Pregnancy weight gain
Most pregnancy weight gain happens in the second and third trimesters. A healthy weight gain depends on your weight before you became pregnant. If you were a healthy weight before, expect to gain 0.5kg per week in the second and third trimesters.
Don't try to lose weight by going on a diet. Instead, focus on healthy eating and staying active.
If you are underweight
Being underweight increases the chances of a premature birth for your baby. It also increases the chances of your baby having a low-weight at birth.
You may also suffer from anaemia (low amount of iron in the blood). You may need to gain more weight to bring you to a healthy weight.
Your midwife or GP will check your weight. They will tell you how much weight you should gain for a healthy pregnancy.
If you are overweight or obese
If you are overweight or obese, you have a greater risk of developing gestational diabetes. You are also at a greater risk of high blood pressure during pregnancy.

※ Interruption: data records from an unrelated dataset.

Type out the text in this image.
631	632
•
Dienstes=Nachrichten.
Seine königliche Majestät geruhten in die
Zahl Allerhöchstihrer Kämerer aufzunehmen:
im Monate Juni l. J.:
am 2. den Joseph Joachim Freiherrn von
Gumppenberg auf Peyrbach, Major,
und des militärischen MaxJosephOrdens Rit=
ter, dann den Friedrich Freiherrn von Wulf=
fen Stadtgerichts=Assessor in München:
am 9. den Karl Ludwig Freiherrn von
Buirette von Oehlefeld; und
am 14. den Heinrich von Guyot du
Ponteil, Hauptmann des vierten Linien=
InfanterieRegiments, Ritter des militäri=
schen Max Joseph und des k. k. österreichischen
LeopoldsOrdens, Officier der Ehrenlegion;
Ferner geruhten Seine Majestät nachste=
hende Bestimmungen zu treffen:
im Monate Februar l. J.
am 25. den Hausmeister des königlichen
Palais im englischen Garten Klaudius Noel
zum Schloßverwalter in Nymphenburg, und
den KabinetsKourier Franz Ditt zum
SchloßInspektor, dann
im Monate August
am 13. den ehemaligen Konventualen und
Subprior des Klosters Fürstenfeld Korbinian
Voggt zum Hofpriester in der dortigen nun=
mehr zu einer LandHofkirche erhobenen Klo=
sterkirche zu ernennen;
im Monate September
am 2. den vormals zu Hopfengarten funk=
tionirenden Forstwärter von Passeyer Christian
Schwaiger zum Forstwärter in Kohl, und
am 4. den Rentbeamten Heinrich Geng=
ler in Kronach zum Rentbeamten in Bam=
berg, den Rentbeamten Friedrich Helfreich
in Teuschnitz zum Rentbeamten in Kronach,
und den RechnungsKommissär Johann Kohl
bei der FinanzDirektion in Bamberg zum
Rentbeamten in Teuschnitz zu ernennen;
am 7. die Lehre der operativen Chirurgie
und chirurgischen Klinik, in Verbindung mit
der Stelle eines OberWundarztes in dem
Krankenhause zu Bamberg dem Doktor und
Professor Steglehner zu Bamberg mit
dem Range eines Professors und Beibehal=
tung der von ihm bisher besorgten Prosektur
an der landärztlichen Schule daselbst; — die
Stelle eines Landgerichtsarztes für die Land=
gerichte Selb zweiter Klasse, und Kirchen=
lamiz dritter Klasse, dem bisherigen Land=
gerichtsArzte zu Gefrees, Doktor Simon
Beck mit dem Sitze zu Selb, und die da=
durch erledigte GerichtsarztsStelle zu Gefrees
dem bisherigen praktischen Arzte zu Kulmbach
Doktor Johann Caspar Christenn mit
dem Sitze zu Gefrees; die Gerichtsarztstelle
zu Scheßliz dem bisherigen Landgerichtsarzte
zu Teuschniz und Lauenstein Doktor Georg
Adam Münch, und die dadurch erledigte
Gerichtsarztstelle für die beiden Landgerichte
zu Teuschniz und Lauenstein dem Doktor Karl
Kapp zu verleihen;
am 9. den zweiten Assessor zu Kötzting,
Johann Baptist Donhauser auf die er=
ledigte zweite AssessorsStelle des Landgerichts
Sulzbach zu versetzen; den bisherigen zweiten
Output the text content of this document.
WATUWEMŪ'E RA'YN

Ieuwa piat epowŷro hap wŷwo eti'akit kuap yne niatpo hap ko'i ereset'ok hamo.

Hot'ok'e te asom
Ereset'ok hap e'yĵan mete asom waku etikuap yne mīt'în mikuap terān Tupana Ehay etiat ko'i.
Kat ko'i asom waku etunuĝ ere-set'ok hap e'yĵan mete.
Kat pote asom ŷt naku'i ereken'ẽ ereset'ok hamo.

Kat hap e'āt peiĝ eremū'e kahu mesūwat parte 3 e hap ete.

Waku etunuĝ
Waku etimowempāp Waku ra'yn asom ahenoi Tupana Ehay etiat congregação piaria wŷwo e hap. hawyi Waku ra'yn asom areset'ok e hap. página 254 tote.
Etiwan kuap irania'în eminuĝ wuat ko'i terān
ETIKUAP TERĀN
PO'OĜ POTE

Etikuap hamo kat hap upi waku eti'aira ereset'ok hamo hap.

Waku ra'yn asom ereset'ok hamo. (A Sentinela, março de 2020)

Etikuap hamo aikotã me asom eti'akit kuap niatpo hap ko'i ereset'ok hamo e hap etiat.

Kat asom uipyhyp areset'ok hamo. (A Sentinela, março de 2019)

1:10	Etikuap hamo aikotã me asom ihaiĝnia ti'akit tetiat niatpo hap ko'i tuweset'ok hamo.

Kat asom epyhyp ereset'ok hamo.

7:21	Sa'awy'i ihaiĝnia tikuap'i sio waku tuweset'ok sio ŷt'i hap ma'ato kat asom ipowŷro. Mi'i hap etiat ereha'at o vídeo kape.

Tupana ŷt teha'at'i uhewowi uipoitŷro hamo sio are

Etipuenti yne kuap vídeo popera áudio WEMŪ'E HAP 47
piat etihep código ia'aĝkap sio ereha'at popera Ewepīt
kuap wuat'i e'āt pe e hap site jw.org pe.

There are also some risks to your baby. These include excessive birth weight. Your baby may be born with low blood sugars or breathing problems.
Losing weight is not recommended when you are pregnant.
If you are worried that you are overweight or obese:
- talk to your GP, midwife or obstetrician about ways to reduce the risk to you and your baby
- make healthy changes to what you eat
- talk with your obstetrician or midwife about the safest way, and place, for you to give birth.